After a long discussion however, I came to realize something that hadn't occurred to me before. When it comes to real life preventive measures, and trying to make yourself least vulnerable to an attack - clothing does matter. Firstly, I am talking strictly in Delhi-terms here, because the problem is very real and current here, the stats are such that most girls I know feel there is easily at least a 40% chance they could get attacked on the way home today. Second, I am talking of rape by a stranger, not domestic issues. Thirdly, please don't confuse this notion with the notion that 'if women dressed conservatively, they wouldn't get raped' - these two are different notions, entirely. The terrible ugly bottom line is that women will get raped, and one woman would have worn a short skirt, the other a long unflattering gown, one would have been married, the other single, one may have been a teenager, another a child, another an old lady, one would have gone out with her boyfriend, another with her girl friends, another alone -- and rape would have had no logic and made victims of them all.
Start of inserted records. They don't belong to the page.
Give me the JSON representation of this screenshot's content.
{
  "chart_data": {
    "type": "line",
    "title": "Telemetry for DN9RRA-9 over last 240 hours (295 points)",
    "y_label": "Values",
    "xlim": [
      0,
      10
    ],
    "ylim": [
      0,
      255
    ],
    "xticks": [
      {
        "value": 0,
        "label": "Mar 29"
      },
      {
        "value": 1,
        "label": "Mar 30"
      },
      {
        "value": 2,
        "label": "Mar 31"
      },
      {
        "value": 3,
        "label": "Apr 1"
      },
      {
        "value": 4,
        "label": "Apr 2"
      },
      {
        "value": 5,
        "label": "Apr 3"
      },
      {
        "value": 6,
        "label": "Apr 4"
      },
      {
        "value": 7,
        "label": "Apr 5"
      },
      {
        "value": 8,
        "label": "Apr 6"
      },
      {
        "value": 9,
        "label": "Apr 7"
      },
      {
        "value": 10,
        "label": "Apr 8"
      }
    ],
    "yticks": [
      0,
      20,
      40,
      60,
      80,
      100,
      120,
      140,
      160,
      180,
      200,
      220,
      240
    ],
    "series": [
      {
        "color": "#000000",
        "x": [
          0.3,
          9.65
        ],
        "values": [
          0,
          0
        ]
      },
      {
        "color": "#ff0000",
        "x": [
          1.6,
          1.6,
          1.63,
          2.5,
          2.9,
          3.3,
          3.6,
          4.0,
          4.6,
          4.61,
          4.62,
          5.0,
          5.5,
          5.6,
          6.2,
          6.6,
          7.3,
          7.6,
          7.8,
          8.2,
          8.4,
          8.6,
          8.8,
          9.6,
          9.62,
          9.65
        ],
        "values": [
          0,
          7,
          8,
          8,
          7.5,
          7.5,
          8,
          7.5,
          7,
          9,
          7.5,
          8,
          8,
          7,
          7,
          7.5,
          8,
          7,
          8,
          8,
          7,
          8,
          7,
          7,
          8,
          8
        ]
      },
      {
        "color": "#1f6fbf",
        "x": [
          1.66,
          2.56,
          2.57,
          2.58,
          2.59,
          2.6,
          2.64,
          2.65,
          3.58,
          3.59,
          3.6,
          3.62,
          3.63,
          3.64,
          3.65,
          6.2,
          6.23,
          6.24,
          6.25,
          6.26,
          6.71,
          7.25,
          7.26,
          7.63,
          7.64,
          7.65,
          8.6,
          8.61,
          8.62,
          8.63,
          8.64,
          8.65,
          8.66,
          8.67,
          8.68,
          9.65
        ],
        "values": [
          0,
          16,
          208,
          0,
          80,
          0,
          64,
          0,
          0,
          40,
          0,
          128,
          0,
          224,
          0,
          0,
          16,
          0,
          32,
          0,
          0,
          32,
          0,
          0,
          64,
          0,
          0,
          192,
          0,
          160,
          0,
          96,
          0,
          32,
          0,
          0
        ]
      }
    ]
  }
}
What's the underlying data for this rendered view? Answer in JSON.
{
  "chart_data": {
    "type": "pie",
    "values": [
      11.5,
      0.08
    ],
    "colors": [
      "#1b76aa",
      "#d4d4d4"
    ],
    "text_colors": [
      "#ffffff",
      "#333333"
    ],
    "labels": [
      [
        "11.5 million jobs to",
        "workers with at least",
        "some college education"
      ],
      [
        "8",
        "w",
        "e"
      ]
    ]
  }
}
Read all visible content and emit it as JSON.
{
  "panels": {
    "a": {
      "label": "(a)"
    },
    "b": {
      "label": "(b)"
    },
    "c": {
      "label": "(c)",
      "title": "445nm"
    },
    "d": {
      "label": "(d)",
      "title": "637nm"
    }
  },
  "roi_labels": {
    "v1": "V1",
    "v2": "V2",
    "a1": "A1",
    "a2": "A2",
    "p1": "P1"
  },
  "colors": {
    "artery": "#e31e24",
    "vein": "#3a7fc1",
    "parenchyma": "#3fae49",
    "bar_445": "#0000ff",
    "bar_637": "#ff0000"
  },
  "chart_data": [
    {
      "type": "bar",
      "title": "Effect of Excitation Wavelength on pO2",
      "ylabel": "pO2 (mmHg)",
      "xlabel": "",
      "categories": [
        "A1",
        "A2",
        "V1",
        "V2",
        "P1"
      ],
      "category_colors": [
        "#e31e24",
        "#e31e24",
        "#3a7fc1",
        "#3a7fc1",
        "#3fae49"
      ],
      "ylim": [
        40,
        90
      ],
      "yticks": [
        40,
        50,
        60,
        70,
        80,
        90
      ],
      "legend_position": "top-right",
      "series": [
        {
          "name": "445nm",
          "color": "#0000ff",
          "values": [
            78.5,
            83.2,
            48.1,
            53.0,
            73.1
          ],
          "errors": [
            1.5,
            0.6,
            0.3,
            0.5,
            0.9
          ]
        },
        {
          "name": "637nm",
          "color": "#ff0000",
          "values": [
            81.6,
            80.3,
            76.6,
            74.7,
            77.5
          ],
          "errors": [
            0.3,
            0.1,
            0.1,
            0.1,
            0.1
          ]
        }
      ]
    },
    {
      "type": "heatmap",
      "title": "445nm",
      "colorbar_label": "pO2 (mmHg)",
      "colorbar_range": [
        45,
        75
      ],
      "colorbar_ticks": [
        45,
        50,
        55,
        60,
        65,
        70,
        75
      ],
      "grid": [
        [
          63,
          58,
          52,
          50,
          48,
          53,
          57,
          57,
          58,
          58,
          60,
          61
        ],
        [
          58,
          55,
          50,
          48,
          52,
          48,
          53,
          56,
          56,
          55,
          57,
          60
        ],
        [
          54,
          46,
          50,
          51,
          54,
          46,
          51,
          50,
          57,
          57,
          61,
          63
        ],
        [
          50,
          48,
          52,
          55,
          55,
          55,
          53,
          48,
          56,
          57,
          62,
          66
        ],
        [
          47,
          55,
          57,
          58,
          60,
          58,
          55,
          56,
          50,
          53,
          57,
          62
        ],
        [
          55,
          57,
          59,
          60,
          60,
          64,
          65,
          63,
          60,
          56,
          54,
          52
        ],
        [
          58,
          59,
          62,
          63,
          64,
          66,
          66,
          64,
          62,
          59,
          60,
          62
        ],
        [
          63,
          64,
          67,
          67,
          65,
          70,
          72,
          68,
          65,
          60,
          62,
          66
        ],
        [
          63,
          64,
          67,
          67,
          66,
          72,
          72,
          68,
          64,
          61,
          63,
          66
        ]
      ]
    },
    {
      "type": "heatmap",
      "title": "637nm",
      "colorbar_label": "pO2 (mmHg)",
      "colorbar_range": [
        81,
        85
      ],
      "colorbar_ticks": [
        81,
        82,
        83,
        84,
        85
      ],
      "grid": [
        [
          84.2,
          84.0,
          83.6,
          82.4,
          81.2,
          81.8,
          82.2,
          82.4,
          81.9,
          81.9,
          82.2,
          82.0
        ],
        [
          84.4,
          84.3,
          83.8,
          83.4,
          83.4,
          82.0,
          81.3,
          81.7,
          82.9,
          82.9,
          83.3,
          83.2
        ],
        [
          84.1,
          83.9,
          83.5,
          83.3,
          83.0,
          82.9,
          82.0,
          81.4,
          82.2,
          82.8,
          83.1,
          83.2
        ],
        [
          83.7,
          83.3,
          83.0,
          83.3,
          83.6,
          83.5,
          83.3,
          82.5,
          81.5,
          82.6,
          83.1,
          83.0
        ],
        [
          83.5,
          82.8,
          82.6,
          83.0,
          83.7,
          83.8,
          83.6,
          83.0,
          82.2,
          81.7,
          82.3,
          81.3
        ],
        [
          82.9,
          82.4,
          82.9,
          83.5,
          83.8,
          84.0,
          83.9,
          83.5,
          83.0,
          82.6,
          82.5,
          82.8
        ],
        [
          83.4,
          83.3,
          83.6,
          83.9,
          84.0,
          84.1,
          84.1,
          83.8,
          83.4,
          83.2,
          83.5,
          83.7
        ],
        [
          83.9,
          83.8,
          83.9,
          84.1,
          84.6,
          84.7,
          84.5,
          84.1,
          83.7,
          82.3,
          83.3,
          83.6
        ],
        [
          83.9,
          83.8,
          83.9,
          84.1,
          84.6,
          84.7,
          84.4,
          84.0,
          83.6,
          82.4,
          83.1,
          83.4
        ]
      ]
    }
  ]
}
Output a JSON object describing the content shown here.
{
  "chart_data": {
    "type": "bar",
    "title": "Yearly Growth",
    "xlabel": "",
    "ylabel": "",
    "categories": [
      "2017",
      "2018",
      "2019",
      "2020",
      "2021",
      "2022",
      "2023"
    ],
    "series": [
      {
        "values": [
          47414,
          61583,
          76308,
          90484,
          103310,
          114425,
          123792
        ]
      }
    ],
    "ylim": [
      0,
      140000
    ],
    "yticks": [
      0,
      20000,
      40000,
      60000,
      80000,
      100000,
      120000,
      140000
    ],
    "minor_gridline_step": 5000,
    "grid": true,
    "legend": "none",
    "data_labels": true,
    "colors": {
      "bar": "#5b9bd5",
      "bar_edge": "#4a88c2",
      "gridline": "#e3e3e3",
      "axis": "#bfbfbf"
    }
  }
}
In the same vein, I think that though we can never reduce our vulnerability to these animals in the streets to a minimum zero level -- there are still precautions that, if you're lucky, could reduce your chances, at least by some degree. A psychologist (I spoke to one in particular, for a sexual-harassment project I was a part of) suggested that psychologically, a very drunk man (whose sexual desire is consequently at its peak... FYI, drunk men make a considerable percentage of rapists), or a man in search of forced-sex - in several cases, looks for an easy target: meek individuals, easy to overpower, and whose clothing looks easy to rip off (this last point along with other pointers is making the rounds lately on a popular Facebook post), and he also stated that little or scanty clothing can heighten and enthuse this drunk or violent, horny man's perverse cravings.
Now, this is obviously not an ideal solution -- far, far from it. You could dress like an ugly hobo and just bump into the wrong crowd - and because these animals are senseless, they could just rape you for the fun of it. There is no easy escape - and in the long run, the main root of the rape problem is made of societal mindset, culture and patriarchy. Fixing these problems is the ideal solution. But this is not an ideal world. It's end-of-days shit when children are being raped and women are gang-raped and others watch and do nothing. So till we, one day, hopefully, manage to tackle the true heart of this issue - it is important not to blind ourselves from reality with rhetoric. It's true that it does not even make sense to try to curb the potential victim's actions instead of the criminal's -- but shall I tell you what else doesn't make sense? The fact that Jyoti, the young medical student got gang-raped in a bus, and her male friend was attacked by iron rods - the fact that apparently (according to my Indian colleague), some of these men here in India, are more prone to sexually attack a woman because she is travelling with a man - a boyfriend or husband, because it suggests she is 'open' to sexual behaviour.
Till we manage to cage these animals, I think it is a very stupid thing to do to kid ourselves into thinking that wearing a low-neck blouse and small skirt and travelling by foot in the evening -- or even in the daytime if you're in a high-rape-rate city like Delhi -- does not at all affect your chances of being attacked by a horny, drunk savage or a group of them. Yes, it is completely fucked up that we - the women, should ever have to reassess our clothing, when the real problem comes from these rapists. But till we find a way, God help us, to get rid of rapists, to communicate with these wild, horrible creatures - don't be foolish. Don't be foolish enough to throw caution to the wind and think you are doing a great thing by exercising your freedom and liberality by wearing little clothing when you don't have to, in a city where girls fall victim at random every day. This is definitely no guarantee, and certainly not the fix to the rape problem, but it is a temporary preventive measure. I think this is a good wake up call for all of us, a necessary jolt to our repugnant society's senses: How did we get here? To this point where our daughters must wonder if their sense of wardrobe is more or less likely to attract rapists?